With the goal of achieving Saudi Vision 2030, the “Quality of Life Program” seeks to get 3 cities in Saudi Arabia ranked in the top 100 liveable cities in the world by 2030.

For this purpose, the Program focuses on the empowerment of arts and culture, promotion of sports and leading a healthy life, and the development of more liveable urban areas. It is also creating new sectors to diversify the economy and enhance employment opportunities.

Top Achievers

Western Europe remains the best-performing region in Liveability index. Its cities have retained their position as the most liveable in the world, with Copenhagen, Zurich and Geneva among the top ten. The 30 Western European cities in this year’s ranking have performed well, with an average score of 92 out of 100. However, the region saw an overall decline in stability scores.

Furthermore, four Asia-Pacific cities, Melbourne and Sydney in Australia, Osaka in Japan and Auckland in New Zealand, have made their way to the top 10 most liveable cities.




1 Vienna Austria
2 Copenhagen Denmark
3 Zurich Switzerland
4 Melbourne Australia
5 Calgary Canada
5 Geneva Switzerland
7 Sydney Australia
7 Vancouver Canada
9 Osaka Japan
9 Auckland New Zealand

Top 10 Cities in the Global Liveability Index 2024

Liveability Decline

On the other hand, Tel Aviv, Israel, scored the biggest drop, declining 20 places to the 112th, due to the Gaza war and the potential conflict with Hezbollah in Lebanon. Meanwhile, Damascus, Syria, still maintains its ranking as the least liveable in the world.

In North America, an acute housing crisis has impacted the infrastructure scores for Canada, with Toronto dropping out of the top 10 list to the 12th position, making Calgary and Vancouver the only two North American cities among the top ten.

Additionally, most US cities didn’t show improvement in their rankings. Los Angeles and New York ranked at 58th and 70th respectively.
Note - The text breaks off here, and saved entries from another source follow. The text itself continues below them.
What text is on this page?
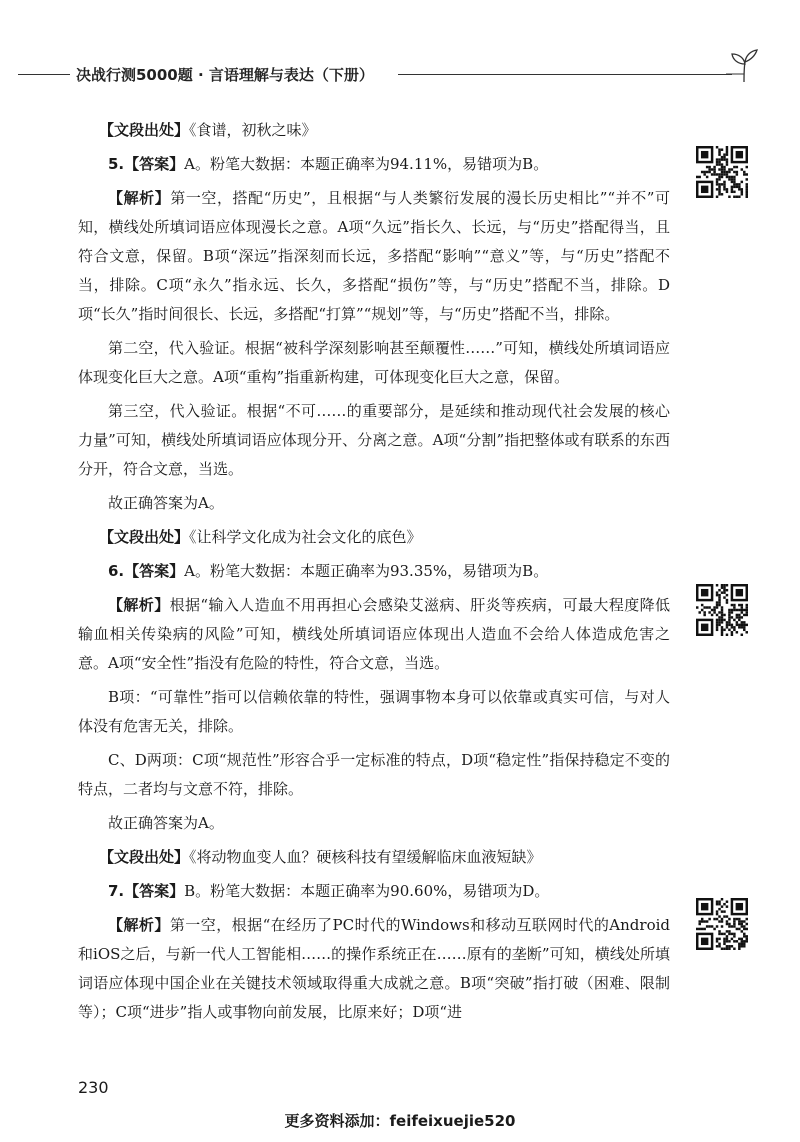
决战行测5000题 · 言语理解与表达（下册）

【文段出处】《食谱，初秋之味》

5.【答案】A。粉笔大数据：本题正确率为94.11%，易错项为B。

【解析】第一空，搭配“历史”，且根据“与人类繁衍发展的漫长历史相比”“并不”可知，横线处所填词语应体现漫长之意。A项“久远”指长久、长远，与“历史”搭配得当，且符合文意，保留。B项“深远”指深刻而长远，多搭配“影响”“意义”等，与“历史”搭配不当，排除。C项“永久”指永远、长久，多搭配“损伤”等，与“历史”搭配不当，排除。D项“长久”指时间很长、长远，多搭配“打算”“规划”等，与“历史”搭配不当，排除。

第二空，代入验证。根据“被科学深刻影响甚至颠覆性……”可知，横线处所填词语应体现变化巨大之意。A项“重构”指重新构建，可体现变化巨大之意，保留。

第三空，代入验证。根据“不可……的重要部分，是延续和推动现代社会发展的核心力量”可知，横线处所填词语应体现分开、分离之意。A项“分割”指把整体或有联系的东西分开，符合文意，当选。

故正确答案为A。

【文段出处】《让科学文化成为社会文化的底色》

6.【答案】A。粉笔大数据：本题正确率为93.35%，易错项为B。

【解析】根据“输入人造血不用再担心会感染艾滋病、肝炎等疾病，可最大程度降低输血相关传染病的风险”可知，横线处所填词语应体现出人造血不会给人体造成危害之意。A项“安全性”指没有危险的特性，符合文意，当选。

B项：“可靠性”指可以信赖依靠的特性，强调事物本身可以依靠或真实可信，与对人体没有危害无关，排除。

C、D两项：C项“规范性”形容合乎一定标准的特点，D项“稳定性”指保持稳定不变的特点，二者均与文意不符，排除。

故正确答案为A。

【文段出处】《将动物血变人血？硬核科技有望缓解临床血液短缺》

7.【答案】B。粉笔大数据：本题正确率为90.60%，易错项为D。

【解析】第一空，根据“在经历了PC时代的Windows和移动互联网时代的Android和iOS之后，与新一代人工智能相……的操作系统正在……原有的垄断”可知，横线处所填词语应体现中国企业在关键技术领域取得重大成就之意。B项“突破”指打破（困难、限制等）；C项“进步”指人或事物向前发展，比原来好；D项“进

230
更多资料添加：feifeixuejie520
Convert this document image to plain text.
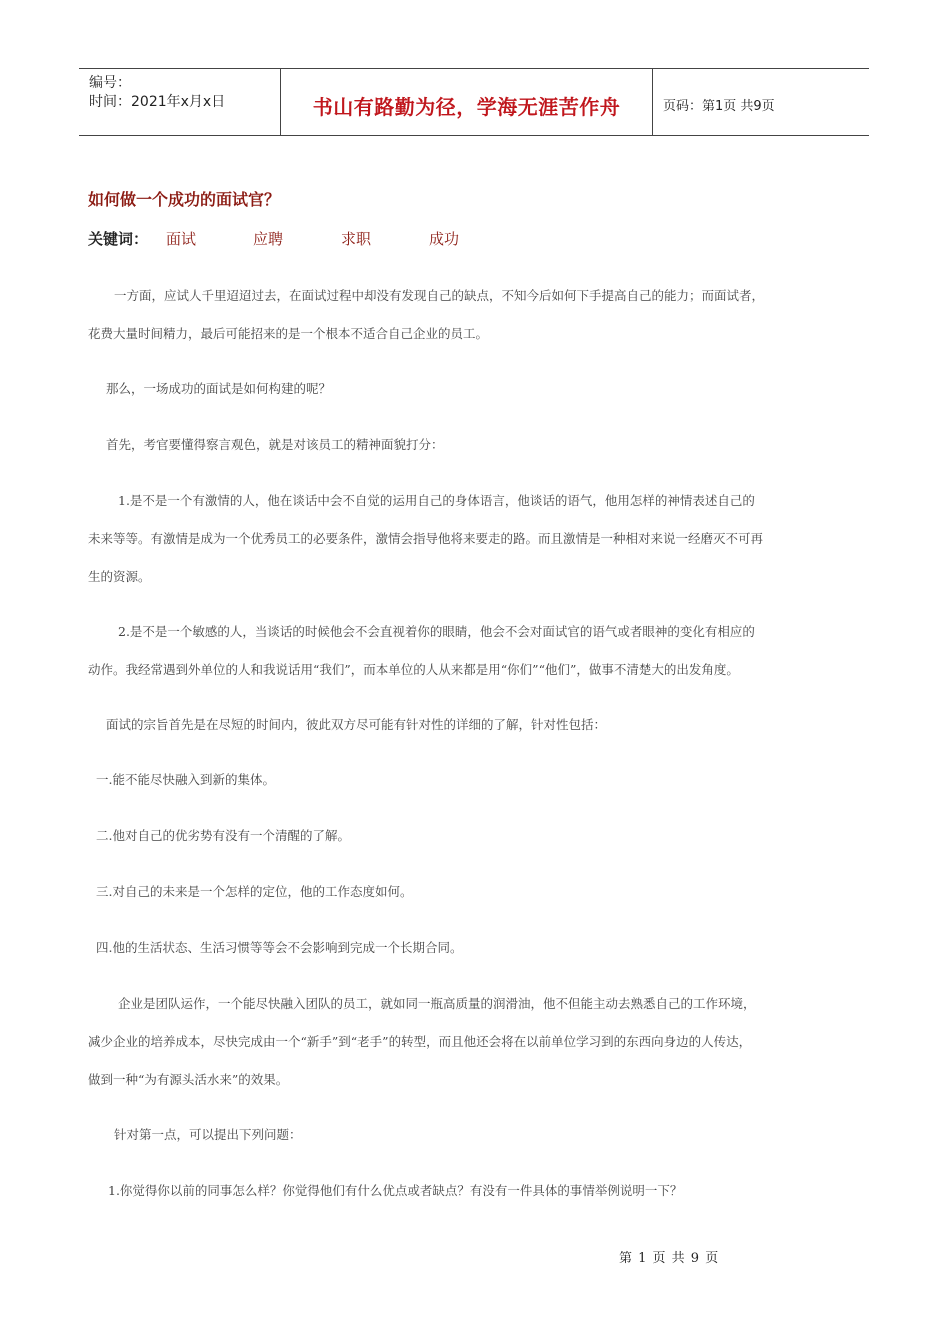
编号：
时间：2021年x月x日	书山有路勤为径，学海无涯苦作舟	页码：第1页 共9页
如何做一个成功的面试官？
关键词： 面试	应聘	求职	成功
一方面，应试人千里迢迢过去，在面试过程中却没有发现自己的缺点，不知今后如何下手提高自己的能力；而面试者，
花费大量时间精力，最后可能招来的是一个根本不适合自己企业的员工。
那么，一场成功的面试是如何构建的呢？
首先，考官要懂得察言观色，就是对该员工的精神面貌打分：
1.是不是一个有激情的人，他在谈话中会不自觉的运用自己的身体语言，他谈话的语气，他用怎样的神情表述自己的
未来等等。有激情是成为一个优秀员工的必要条件，激情会指导他将来要走的路。而且激情是一种相对来说一经磨灭不可再
生的资源。
2.是不是一个敏感的人，当谈话的时候他会不会直视着你的眼睛，他会不会对面试官的语气或者眼神的变化有相应的
动作。我经常遇到外单位的人和我说话用“我们”，而本单位的人从来都是用“你们”“他们”，做事不清楚大的出发角度。
面试的宗旨首先是在尽短的时间内，彼此双方尽可能有针对性的详细的了解，针对性包括：
一.能不能尽快融入到新的集体。
二.他对自己的优劣势有没有一个清醒的了解。
三.对自己的未来是一个怎样的定位，他的工作态度如何。
四.他的生活状态、生活习惯等等会不会影响到完成一个长期合同。
企业是团队运作，一个能尽快融入团队的员工，就如同一瓶高质量的润滑油，他不但能主动去熟悉自己的工作环境，
减少企业的培养成本，尽快完成由一个“新手”到“老手”的转型，而且他还会将在以前单位学习到的东西向身边的人传达，
做到一种“为有源头活水来”的效果。
针对第一点，可以提出下列问题：
1.你觉得你以前的同事怎么样？你觉得他们有什么优点或者缺点？有没有一件具体的事情举例说明一下？
第 1 页 共 9 页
Honolulu, Hawaii, was the highest US city performer in the Liveability, ranking in the 23rd place.

Global Liveability Index 2024: Three Saudi Cities Make Progress
Al Khobar, Saudi Arabia

Stability Factor

The report noted that stability factor has registered the biggest decline of the five categories. In this regard, Barsali Bhattacharyya, deputy industry director at EIU, said: “Global liveability has risen fractionally over the past year but risks to stability remain. Still-high inflation accompanied by high interest rates and other economic headwinds led to another year of frequent protests across the world.”

Bhattacharyya added: “Since we conducted our survey, there have been more instances of civil unrest and demonstrations around the world, such as the campus protests across the US, suggesting continuing stress on liveability that is unlikely to ease in the near future.”